Pedro ficou surpreso. O homem atrás do escudo de partículas mágicas era ninguém menos que Simel Wilblood, o Grão-Duque do Sul e do Leste. Mesmo em trajes simples, a imagem era inconfundível.
O mais notório eram seus olhos cor violeta, marca dos Willblood. Ele só não tinha o cabelo preto do dos irmãos. Pelo contrário, o ruivo-carmesim o destacava.
O alazão que cavalgava relinchou alto com os ataques. Contudo um comando seu o parou.
Naquele momento o cavaleiro que fora salvo correu, dando meia-volta e ficando à frente de uma outra figura. Esta tinha cabelos negros como a noite e usava roupas folgadas de mago.
Pedro sabia que dela vieram os feitiços, pois a mana se reunia naquelas mãos finas e esbranquiçadas, fluindo pelo corpo e pelo ar.
“Esse homem consegue lançar feitiços, tem um rosto fino e com boas feições, altura mediana e cabelo longo. Todas as características batem, exceto a cor do cabelo. Será um outro mago?”, pensou Simel, levantando sua mão para que Milla não atacasse.
— Você, identifique-se!
Ignorando a ordem, o rapaz com roupas simples e cimitarra avançou com passos lentos.
Três cavaleiros o interceptaram, mirando suas espadas e lanças em partes vitais. Pedro, entretanto, os ignorou.
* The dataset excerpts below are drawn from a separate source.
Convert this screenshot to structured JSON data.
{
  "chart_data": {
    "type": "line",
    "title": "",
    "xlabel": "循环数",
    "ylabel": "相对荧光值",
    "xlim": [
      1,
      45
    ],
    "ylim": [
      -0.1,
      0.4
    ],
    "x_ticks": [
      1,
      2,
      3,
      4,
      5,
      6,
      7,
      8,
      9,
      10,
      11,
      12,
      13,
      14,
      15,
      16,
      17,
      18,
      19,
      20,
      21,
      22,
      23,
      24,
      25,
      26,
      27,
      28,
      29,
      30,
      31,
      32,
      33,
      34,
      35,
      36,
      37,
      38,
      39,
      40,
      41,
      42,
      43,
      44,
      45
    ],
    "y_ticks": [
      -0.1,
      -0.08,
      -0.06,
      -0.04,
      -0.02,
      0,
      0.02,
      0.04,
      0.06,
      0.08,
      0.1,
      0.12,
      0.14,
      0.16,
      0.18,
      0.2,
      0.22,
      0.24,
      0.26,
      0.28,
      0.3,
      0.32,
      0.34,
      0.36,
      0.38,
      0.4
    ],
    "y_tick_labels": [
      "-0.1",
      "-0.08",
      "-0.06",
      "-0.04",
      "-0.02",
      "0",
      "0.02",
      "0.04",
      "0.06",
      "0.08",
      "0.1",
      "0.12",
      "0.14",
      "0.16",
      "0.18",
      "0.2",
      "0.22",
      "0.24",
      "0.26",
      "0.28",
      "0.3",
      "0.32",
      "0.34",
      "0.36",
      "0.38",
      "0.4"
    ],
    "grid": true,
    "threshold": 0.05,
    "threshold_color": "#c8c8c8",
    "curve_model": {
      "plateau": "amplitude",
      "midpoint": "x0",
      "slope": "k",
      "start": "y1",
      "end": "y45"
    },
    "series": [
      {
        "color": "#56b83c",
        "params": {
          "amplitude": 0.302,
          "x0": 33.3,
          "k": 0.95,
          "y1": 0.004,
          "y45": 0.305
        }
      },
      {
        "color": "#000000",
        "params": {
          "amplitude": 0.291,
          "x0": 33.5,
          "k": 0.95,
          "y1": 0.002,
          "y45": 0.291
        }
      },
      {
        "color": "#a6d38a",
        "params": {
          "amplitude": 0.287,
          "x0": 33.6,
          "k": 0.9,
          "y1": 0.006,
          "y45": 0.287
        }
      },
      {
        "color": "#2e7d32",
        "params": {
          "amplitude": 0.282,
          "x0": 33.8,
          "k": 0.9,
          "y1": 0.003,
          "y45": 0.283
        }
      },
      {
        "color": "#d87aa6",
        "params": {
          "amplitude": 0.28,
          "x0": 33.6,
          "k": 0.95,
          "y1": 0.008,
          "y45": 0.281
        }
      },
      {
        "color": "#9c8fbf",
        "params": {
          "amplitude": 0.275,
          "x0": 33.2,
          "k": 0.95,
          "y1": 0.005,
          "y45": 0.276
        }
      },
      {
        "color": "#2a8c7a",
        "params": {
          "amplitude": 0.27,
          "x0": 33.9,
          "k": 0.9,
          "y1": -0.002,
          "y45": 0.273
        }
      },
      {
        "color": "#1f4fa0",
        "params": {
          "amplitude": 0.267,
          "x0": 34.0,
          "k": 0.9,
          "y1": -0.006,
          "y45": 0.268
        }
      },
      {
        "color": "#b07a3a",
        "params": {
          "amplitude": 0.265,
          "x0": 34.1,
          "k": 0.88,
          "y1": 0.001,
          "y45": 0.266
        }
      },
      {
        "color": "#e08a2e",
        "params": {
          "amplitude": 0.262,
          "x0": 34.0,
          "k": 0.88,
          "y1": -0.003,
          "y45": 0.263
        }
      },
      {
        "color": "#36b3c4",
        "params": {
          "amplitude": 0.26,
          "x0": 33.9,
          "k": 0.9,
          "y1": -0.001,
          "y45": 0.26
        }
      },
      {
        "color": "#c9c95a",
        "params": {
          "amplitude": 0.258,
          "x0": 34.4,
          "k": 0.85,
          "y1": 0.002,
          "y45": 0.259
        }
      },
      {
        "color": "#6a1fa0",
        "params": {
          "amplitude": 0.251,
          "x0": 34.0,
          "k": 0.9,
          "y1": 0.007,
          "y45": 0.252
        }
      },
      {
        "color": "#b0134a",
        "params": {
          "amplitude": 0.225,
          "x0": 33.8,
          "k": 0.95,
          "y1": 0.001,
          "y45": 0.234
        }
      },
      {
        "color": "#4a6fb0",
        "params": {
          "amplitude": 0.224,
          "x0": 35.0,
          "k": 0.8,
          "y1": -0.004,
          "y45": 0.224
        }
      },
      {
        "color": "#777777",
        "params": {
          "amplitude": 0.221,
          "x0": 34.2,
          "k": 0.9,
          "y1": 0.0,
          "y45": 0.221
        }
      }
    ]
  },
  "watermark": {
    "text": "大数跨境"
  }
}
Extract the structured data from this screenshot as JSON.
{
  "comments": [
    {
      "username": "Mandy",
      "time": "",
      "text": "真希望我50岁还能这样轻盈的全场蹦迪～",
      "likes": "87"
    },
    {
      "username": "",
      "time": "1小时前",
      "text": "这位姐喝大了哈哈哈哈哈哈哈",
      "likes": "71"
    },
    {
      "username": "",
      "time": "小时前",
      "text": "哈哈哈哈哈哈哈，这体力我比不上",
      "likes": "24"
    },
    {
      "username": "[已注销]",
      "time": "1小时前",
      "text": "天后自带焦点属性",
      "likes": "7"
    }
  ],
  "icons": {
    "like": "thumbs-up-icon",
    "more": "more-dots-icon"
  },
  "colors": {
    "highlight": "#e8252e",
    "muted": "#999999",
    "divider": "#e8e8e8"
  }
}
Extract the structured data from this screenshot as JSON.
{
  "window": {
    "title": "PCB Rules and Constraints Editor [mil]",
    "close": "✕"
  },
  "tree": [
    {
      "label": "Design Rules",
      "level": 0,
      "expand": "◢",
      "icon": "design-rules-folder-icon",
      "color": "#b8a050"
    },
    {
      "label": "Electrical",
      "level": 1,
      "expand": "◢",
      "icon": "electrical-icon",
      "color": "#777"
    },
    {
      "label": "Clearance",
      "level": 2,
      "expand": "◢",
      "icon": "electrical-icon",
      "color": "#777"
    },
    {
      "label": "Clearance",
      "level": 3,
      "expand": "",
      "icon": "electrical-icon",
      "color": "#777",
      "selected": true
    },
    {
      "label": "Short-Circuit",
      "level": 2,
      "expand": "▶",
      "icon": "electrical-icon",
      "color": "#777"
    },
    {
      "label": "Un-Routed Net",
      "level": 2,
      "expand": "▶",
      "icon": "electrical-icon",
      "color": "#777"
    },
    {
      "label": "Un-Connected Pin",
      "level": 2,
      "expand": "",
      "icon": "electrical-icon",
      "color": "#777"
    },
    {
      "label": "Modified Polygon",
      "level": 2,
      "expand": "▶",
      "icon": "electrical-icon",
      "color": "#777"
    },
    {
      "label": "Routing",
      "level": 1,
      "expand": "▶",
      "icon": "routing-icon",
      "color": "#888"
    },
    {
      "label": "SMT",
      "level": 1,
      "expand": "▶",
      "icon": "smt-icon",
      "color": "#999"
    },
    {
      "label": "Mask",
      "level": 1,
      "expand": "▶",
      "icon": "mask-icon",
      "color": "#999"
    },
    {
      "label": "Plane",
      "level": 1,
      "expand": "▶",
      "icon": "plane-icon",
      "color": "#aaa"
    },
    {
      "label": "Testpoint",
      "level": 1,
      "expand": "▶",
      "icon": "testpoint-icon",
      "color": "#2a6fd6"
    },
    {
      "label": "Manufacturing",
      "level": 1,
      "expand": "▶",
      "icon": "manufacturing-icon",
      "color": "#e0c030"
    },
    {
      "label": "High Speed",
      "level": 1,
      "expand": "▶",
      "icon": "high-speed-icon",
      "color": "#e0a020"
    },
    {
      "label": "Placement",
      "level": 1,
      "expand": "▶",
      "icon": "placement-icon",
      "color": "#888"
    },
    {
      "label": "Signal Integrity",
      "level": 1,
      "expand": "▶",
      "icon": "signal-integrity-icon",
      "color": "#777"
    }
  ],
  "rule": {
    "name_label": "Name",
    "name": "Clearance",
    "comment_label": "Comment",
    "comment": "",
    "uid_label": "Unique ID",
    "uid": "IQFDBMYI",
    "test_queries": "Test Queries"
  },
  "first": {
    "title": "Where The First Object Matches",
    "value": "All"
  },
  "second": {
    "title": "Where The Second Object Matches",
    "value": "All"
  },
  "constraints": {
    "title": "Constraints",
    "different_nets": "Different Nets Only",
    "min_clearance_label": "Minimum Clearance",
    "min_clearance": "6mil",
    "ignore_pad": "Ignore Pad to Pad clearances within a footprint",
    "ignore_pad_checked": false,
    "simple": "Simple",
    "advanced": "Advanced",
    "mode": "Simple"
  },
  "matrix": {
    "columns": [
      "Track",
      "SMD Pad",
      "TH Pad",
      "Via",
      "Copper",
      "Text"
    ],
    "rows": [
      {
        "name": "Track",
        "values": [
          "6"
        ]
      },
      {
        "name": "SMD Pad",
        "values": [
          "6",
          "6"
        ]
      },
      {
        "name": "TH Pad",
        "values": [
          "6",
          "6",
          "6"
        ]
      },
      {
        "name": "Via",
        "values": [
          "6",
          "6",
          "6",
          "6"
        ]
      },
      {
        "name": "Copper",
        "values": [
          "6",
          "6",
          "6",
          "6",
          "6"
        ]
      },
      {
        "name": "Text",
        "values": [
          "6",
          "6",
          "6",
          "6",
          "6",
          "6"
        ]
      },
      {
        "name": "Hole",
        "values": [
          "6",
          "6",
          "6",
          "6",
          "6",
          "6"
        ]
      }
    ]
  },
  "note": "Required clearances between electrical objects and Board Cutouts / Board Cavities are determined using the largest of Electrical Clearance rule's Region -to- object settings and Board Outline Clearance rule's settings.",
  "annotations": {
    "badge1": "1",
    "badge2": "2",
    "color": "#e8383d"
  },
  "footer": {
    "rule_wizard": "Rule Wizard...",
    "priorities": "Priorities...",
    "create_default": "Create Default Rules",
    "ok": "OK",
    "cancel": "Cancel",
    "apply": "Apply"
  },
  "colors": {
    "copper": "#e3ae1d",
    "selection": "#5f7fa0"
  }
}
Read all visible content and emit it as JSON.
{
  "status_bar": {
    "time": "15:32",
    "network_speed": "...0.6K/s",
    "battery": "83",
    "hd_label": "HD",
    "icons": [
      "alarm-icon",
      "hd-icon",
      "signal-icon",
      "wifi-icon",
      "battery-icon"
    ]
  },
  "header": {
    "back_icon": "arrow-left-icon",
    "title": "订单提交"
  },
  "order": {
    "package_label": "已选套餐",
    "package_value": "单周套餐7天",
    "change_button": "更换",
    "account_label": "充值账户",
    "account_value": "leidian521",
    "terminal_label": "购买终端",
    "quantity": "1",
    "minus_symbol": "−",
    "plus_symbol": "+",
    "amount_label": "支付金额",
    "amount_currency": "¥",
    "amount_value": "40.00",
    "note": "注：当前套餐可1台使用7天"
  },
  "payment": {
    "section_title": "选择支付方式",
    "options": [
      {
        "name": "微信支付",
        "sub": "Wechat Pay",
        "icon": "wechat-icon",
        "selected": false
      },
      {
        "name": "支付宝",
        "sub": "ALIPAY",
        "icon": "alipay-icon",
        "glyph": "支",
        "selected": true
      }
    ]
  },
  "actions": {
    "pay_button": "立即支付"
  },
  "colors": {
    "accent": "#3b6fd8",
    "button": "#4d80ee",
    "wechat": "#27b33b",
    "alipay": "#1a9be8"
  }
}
“Eu deveria matá-lo aqui e agora. Tenho certeza que se o executasse, ou pelo menos capturasse esse safado, então Ed venceria a guerra”, raciocinou, soltando um pequeno suspiro em seguida. “Mas ele pode ser o pai de Sofia. Não, provavelmente é mesmo o pai dela. Não posso matar ele”.
Pedro estava consternado. Ligando os fatos, ele chegou àquela conclusão. Amélia lhe tinha dito que amava um homem nobre, mas que eles não podiam se casar devido a questões familiares.
Ora, acontece que ele mesmo havia visto pelos arredores casos de homens nobres menores que se casavam com plebéias, camponesas ou servas, como o barão Caring, senhor de Carimg.
Em regra, os casamentos entre casas nobres aconteciam por questões políticas ou porque os filhos e filhas de famílias maiores, que normalmente moram em grandes cidades, frequentavam os mesmos espaços, facilitando que formassem um laço amoroso.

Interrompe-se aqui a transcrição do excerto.